La culture du poireau est l'une des plus importantes cultures maraîchères de plein air en Flandre, au nord de la Belgique. D’après REO Veiling, la plus importante coopérative de vente de poireaux pour le marché du frais, 3 175 hectares de poireau étaient cultivés en Flandre en 2021, dont 80 % en Flandre occidentale. Sur ce total, 2 325 hectares étaient destinés au marché du frais et 850 hectares à l'industrie.
Mais la filière flamande de poireau est confrontée à des défis structurels. Conditions climatiques plus difficiles, normes de fertilisation plus strictes et diminution du nombre de substances actives utilisables… de nombreux facteurs menacent la culture du poireau en Flandre. De plus, la culture est particulièrement gourmande en main-d'œuvre et celle-ci se fait de plus en plus rare.
Un avantage pour les marchés d’export exigeants
Chez REO Veiling, le poireau est le légume qui réalise le deuxième chiffre d'affaires annuel le plus important. Des efforts sont déployés depuis plusieurs années pour trouver des solutions aux obstacles rencontrés par les producteurs de poireau au niveau de la production et de la vente sur les marchés d'exportation.
La culture en hydroponie fait partie des pistes les plus prometteuses. La station de recherche belge Inagro étudie cette possibilité depuis 2015, en collaboration avec REO Veiling et Hydromasters, une entreprise qui commercialise des installations pour la culture en hydroponie. L’un des avantages de ce mode de culture est qu’il supprime le risque de présence de résidus de terre sur le produit final. C’est un grand point fort pour l’export vers des marchés comme le Canada ou le Japon, très lucratifs mais très exigeants.
Selon Inagro, la culture du poireau en hydroponie est rentable, en tenant compte des investissements que nécessite ce système de culture. Le système hydroponique étudié par le centre de recherche est le Deep floating technique (DFT) : les plants de poireau sont positionnés sur des supports en plastique flottant dans un bassin d’au moins 30 cm de profondeur alimenté en eau et nutriments.
Une installation pilote de 400 m²
Une système de circulation à faible consommation d’energie permet de faire circuler l’eau et d’avoir un taux d’oxygène suffisant. Chaque plant de poireau est entouré par un tube afin de conserver la blancheur du fût. Un autre atout de l’hydroponie en DFT est son rendement. « Avec ce système, nous cultivons à une densité de 600 000 plants par hectare, précise Tomas Van de Sande, du département sol et eau d’Inagro. Et comme le poireau pousse plus vite, nous pouvons réaliser 2 à 2,5 cycles de production par an. » L’une des particularités du système DFT expérimenté à Inagro est qu’il est réalisé en plein air, ce qui est très inhabituel avec cette technique. La culture sous serre n’a pas été retenue pour des raisons agronomiques, le poireau ne supportant pas les températures élevées, mais aussi économiques, afin de limiter les coûts d’investissement.

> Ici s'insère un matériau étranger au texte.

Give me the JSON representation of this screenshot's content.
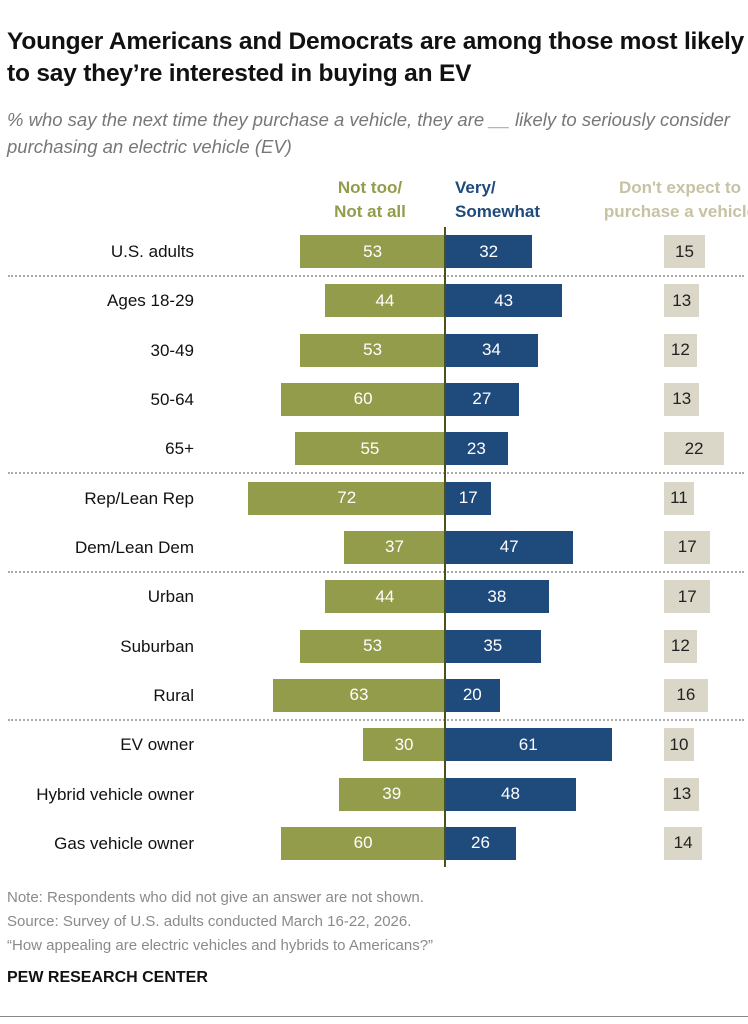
{
  "title": "Younger Americans and Democrats are among those most likely to say they’re interested in buying an EV",
  "subtitle": "% who say the next time they purchase a vehicle, they are __ likely to seriously consider purchasing an electric vehicle (EV)",
  "chart_data": {
    "type": "bar",
    "orientation": "diverging-horizontal",
    "categories": [
      "U.S. adults",
      "Ages 18-29",
      "30-49",
      "50-64",
      "65+",
      "Rep/Lean Rep",
      "Dem/Lean Dem",
      "Urban",
      "Suburban",
      "Rural",
      "EV owner",
      "Hybrid vehicle owner",
      "Gas vehicle owner"
    ],
    "group_breaks_after": [
      0,
      4,
      6,
      9
    ],
    "series": [
      {
        "name": "Not too/ Not at all",
        "color": "#939c4a",
        "values": [
          53,
          44,
          53,
          60,
          55,
          72,
          37,
          44,
          53,
          63,
          30,
          39,
          60
        ]
      },
      {
        "name": "Very/ Somewhat",
        "color": "#1f4a7c",
        "values": [
          32,
          43,
          34,
          27,
          23,
          17,
          47,
          38,
          35,
          20,
          61,
          48,
          26
        ]
      },
      {
        "name": "Don't expect to purchase a vehicle",
        "color": "#dad7c8",
        "header_color": "#c8c2a4",
        "values": [
          15,
          13,
          12,
          13,
          22,
          11,
          17,
          17,
          12,
          16,
          10,
          13,
          14
        ]
      }
    ],
    "header_lines": [
      [
        "Not too/",
        "Not at all"
      ],
      [
        "Very/",
        "Somewhat"
      ],
      [
        "Don't expect to",
        "purchase a vehicle"
      ]
    ]
  },
  "notes": [
    "Note: Respondents who did not give an answer are not shown.",
    "Source: Survey of U.S. adults conducted March 16-22, 2026.",
    "“How appealing are electric vehicles and hybrids to Americans?”"
  ],
  "brand": "PEW RESEARCH CENTER"
}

Les recherches d’Inagro sur la DFT ont pris de l'ampleur en 2021 avec la construction d'une installation pilote, qui comprend six bassins de production différents, d'une surface totale de plus de 400 m² : quatre petits bassins et deux grands bassins de 1,40 m de profondeur. « On récupère l’eau de pluie pour alimenter les bassins, décrit Tomas Van de Sande. Il faut bien gérer la quantité de solution nutritive en fonction du volume d’eau. » Les recherches portent sur différentes méthodes de contrôle, de circulation et d’ajustement de la solution nutritive. Inagro vise un rendement par hectare six à huit fois supérieur à une production en pleine terre. « En petits bassins, on a déjà atteint ce niveau de production », assure Tomas Van de Sande.
L’automatisation de la récolte en vue
Le prototype de support, développé par REO Veiling, Hydromasters et Inagro, comporte 108 trous pour accueillir les plants de poireau. Il est conçu pour être produit facilement à grande échelle, et est adapté aux contraintes d'une récolte robotisée. L’automatisation de la récolte, dans le but de réduire les coûts de main-d'œuvre, est en effet un autre axe des essais d’Inagro. Le centre de recherche travaille avec l’entreprise Dewilde Engineering sur un bras robotisé pouvant récolter les poireaux directement sur le support, très vite et sans les abîmer. Des recherches sont en cours pour une éventuelle valorisation des racines, qui représentent 60 à 80 t/ha/an pouvant être récupérées.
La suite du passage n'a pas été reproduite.